AutoML 2.0: Is The Data Scientist Obsolete?
As originally seen on Forbes Cognitive World, our CEO – Ryohei Fujimaki PhD was a primary contributor to this article. In case you’ve missed it, we’ve reposted the Original Article below.
It’s an AutoML World
The world of AutoML has been proliferating over the past few years – and with a recession looming, the notion of automating the development of AI and Machine Learning is bound to become even more appealing. New platforms are available with increased capabilities and more automation. The advent of AI-powered Feature Engineering – which allows users to discover and create features for data science processing automatically – is enabling a whole new approach to data science that, seemingly, threatens the role of the data scientist. Should data scientists be concerned about these developments? What is the role of the data scientist in an automated process? How do organizations evolve because of this newfound automation?
AutoML 2.0, More Automation for Data Science
First-generation AutoML platforms have focused on automating the machine learning part of the data science process. In a traditional data science workflow, however, the longest and most challenging part is the highly manual step known as feature engineering. Feature engineering involves connecting data sources and building a flat “feature table” with a rich, diverse set of “features” that is evaluated against multiple Machine Learning algorithms. The challenge of feature engineering is that it requires an elevated level of domain expertise to “ideate” new features and is very iterative as features are evaluated and rejected or chosen. New platforms, however, have recently emerged that provide additional capabilities and automation aimed at solving this challenge.
Platforms with “Automated Feature Engineering” capabilities now allow for the automated creation of feature-tables from relational data sources as well as flat files. This ability to “auto-generate” features in the data science process is a game-changing capability. Suddenly, the “citizen” data scientists – Business Intelligence (BI) analysts, data engineers, and other technically savvy members of the organization with deep domain knowledge – can become valuable contributors to an organization’s development of ML and AI models.
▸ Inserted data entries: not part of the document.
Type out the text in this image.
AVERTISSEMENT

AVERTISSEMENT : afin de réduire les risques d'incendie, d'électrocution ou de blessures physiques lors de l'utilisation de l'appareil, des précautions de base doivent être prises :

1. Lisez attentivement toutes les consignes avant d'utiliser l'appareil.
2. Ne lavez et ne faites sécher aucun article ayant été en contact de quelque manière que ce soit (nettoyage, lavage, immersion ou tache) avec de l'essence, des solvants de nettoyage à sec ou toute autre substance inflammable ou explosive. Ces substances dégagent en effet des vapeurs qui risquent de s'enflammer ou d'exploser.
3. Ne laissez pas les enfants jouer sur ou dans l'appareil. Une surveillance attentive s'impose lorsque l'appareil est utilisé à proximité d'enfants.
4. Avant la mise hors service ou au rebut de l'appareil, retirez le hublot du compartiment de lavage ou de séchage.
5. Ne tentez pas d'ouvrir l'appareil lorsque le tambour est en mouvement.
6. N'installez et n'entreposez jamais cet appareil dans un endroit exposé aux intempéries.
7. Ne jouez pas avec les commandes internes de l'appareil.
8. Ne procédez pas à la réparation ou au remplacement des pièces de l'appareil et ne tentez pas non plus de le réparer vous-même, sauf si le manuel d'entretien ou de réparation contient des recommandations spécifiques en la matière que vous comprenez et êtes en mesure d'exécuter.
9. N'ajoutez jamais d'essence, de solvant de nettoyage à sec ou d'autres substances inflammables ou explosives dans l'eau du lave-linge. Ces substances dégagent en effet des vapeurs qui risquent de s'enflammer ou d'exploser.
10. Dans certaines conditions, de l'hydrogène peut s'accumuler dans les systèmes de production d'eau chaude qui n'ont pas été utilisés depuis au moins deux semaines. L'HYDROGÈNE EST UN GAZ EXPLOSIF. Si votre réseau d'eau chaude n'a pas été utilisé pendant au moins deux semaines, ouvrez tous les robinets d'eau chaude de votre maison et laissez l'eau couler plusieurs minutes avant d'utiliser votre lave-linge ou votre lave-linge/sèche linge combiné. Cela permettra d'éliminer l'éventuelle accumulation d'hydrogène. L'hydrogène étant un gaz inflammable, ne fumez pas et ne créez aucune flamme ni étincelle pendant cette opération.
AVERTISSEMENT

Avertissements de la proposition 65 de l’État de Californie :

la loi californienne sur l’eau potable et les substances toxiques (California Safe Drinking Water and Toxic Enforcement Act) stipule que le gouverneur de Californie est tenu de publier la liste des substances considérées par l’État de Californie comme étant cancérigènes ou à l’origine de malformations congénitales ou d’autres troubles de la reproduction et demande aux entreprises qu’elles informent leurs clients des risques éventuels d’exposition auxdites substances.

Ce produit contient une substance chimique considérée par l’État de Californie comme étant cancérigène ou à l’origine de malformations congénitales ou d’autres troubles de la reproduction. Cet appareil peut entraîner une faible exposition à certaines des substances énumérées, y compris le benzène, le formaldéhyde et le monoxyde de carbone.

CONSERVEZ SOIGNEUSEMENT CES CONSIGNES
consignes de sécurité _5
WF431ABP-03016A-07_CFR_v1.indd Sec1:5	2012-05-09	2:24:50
Through Automated Feature Engineering, BI teams can suddenly develop sophisticated predictive analytics algorithms in days, significantly accelerating their productivity with minimal help from data scientists.
Automating Data Science: Democratization
One of the chief benefits of AutoML 2.0 platforms is true data science democratization. When data science automation can accelerate and automate the process of discovering and creating features, it allows for a more diverse and abundant group of users to contribute to the data science process. Automation of feature creation allows the “citizen” data scientist to create incredibly useful, highly optimized use-cases. Because citizen data scientists typically have a high degree of “domain expertise,” they can focus on use cases that are of high value to the organization with minimal if any assistance from the data science team.
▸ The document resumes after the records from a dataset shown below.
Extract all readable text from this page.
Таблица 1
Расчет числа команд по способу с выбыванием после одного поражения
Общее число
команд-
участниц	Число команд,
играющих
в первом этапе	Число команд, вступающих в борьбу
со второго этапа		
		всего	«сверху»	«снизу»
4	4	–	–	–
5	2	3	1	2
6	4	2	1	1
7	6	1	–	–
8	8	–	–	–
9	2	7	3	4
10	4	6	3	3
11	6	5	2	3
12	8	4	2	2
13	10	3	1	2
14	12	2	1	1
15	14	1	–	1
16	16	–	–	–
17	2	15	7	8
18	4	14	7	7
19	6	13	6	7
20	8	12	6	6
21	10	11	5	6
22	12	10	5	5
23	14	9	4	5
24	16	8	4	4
The added benefit of enabling citizen data scientists is that it allows the business to expand their use of data science without having to worry about hiring armies of data scientists. The ability to empower new data science contributors is especially significant given the difficulty organizations in the US have had in hiring data scientists, as examined in a 2018 LinkedIn study. With economic uncertainty facing the global community, enabling a new class of AI/ML developers with minimal investments becomes a game-changing value proposition to maintain or increase competitive advantages.
Automating Data Science: Productivity, Not Replacement
Any conversation of AutoML 2.0 platforms, however, is misplaced if the focus is on replacing or displacing the data scientist. Most data scientists see feature-engineering as one of the most significant obstacles to their work. Automation can only help to accelerate the process by providing incredible productivity boosts that would not be otherwise possible without automation. By leveraging AutoML 2.0, data scientists can often accelerate their work dramatically – from months to days. Besides, the use of AI-based feature engineering in AutoML 2.0 platforms, allows data scientists to discover features that they would have never considered.
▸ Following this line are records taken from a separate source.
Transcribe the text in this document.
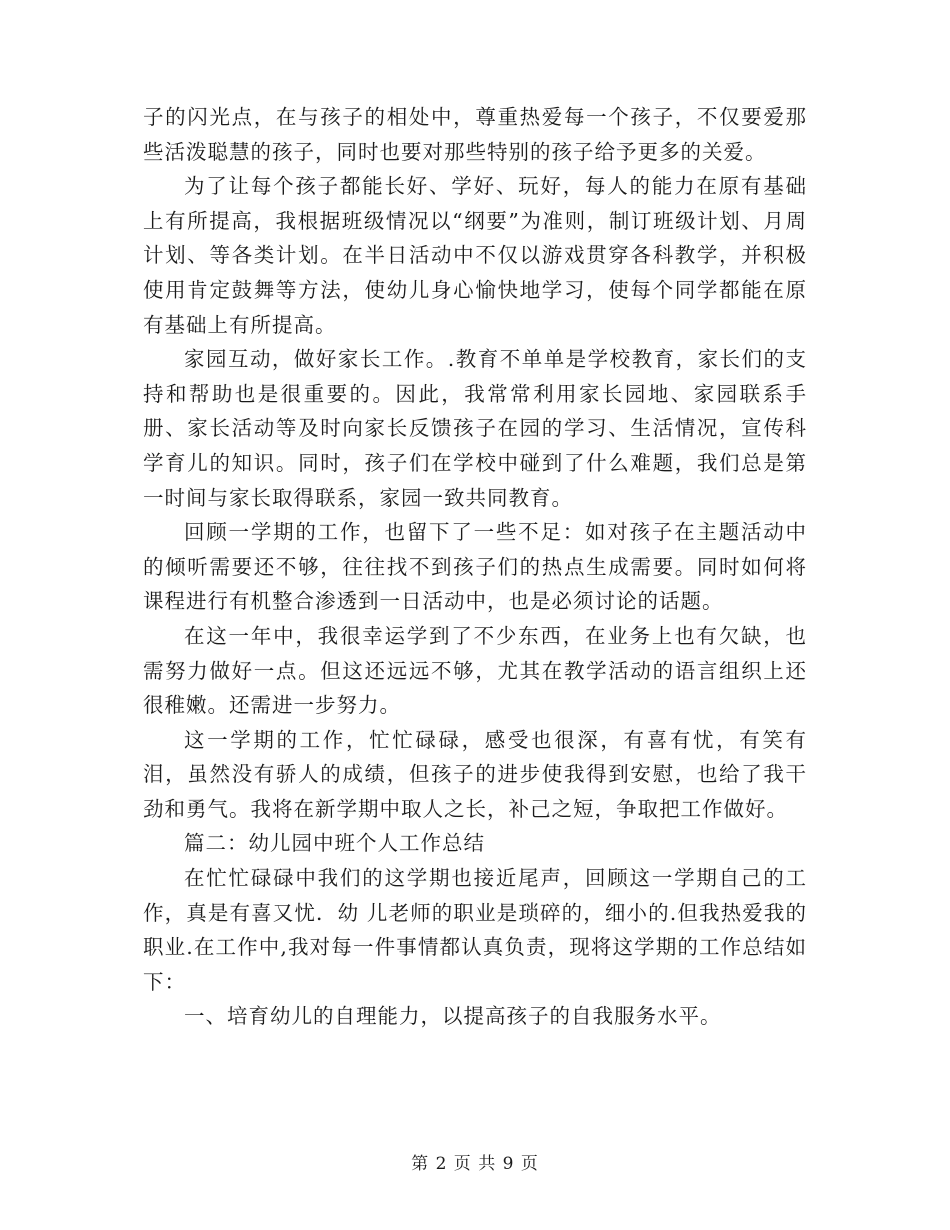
子的闪光点，在与孩子的相处中，尊重热爱每一个孩子，不仅要爱那些活泼聪慧的孩子，同时也要对那些特别的孩子给予更多的关爱。

为了让每个孩子都能长好、学好、玩好，每人的能力在原有基础上有所提高，我根据班级情况以“纲要”为准则，制订班级计划、月周计划、等各类计划。在半日活动中不仅以游戏贯穿各科教学，并积极使用肯定鼓舞等方法，使幼儿身心愉快地学习，使每个同学都能在原有基础上有所提高。

家园互动，做好家长工作。.教育不单单是学校教育，家长们的支持和帮助也是很重要的。因此，我常常利用家长园地、家园联系手册、家长活动等及时向家长反馈孩子在园的学习、生活情况，宣传科学育儿的知识。同时，孩子们在学校中碰到了什么难题，我们总是第一时间与家长取得联系，家园一致共同教育。

回顾一学期的工作，也留下了一些不足：如对孩子在主题活动中的倾听需要还不够，往往找不到孩子们的热点生成需要。同时如何将课程进行有机整合渗透到一日活动中，也是必须讨论的话题。

在这一年中，我很幸运学到了不少东西，在业务上也有欠缺，也需努力做好一点。但这还远远不够，尤其在教学活动的语言组织上还很稚嫩。还需进一步努力。

这一学期的工作，忙忙碌碌，感受也很深，有喜有忧，有笑有泪，虽然没有骄人的成绩，但孩子的进步使我得到安慰，也给了我干劲和勇气。我将在新学期中取人之长，补己之短，争取把工作做好。

篇二：幼儿园中班个人工作总结

在忙忙碌碌中我们的这学期也接近尾声，回顾这一学期自己的工作，真是有喜又忧．幼 儿老师的职业是琐碎的，细小的.但我热爱我的职业.在工作中,我对每一件事情都认真负责，现将这学期的工作总结如下：

一、培育幼儿的自理能力，以提高孩子的自我服务水平。

第 2 页 共 9 页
AI-based feature engineering automatically builds, evaluates, and exposes features by combining data from multiple columns, often across different tables and sources. The ability of AutoML 2.0 to self-discover features allows data scientists to explore the so-called “unknown unknowns,” the features the data scientists would have never even considered because of either lack of time or lack of domain expertise.
AutoML 2.0: Creating A More Productive, More Inclusive AI/ML Program
Rather than being a threat to the livelihood of data scientists, AutoML 2.0 platforms are, in fact, an enabling technology that helps accelerate and democratize the data science process. AutoML 2.0 provides the acceleration and automation necessary for data scientists to be more productive, giving them the ability to scale their work and providing an even more significant benefit to the business. This two-fold advantage of democratization and acceleration of the data science process are the most significant selling points of AutoML 2.0 platforms and the key to scaling the data science process in the modern organization.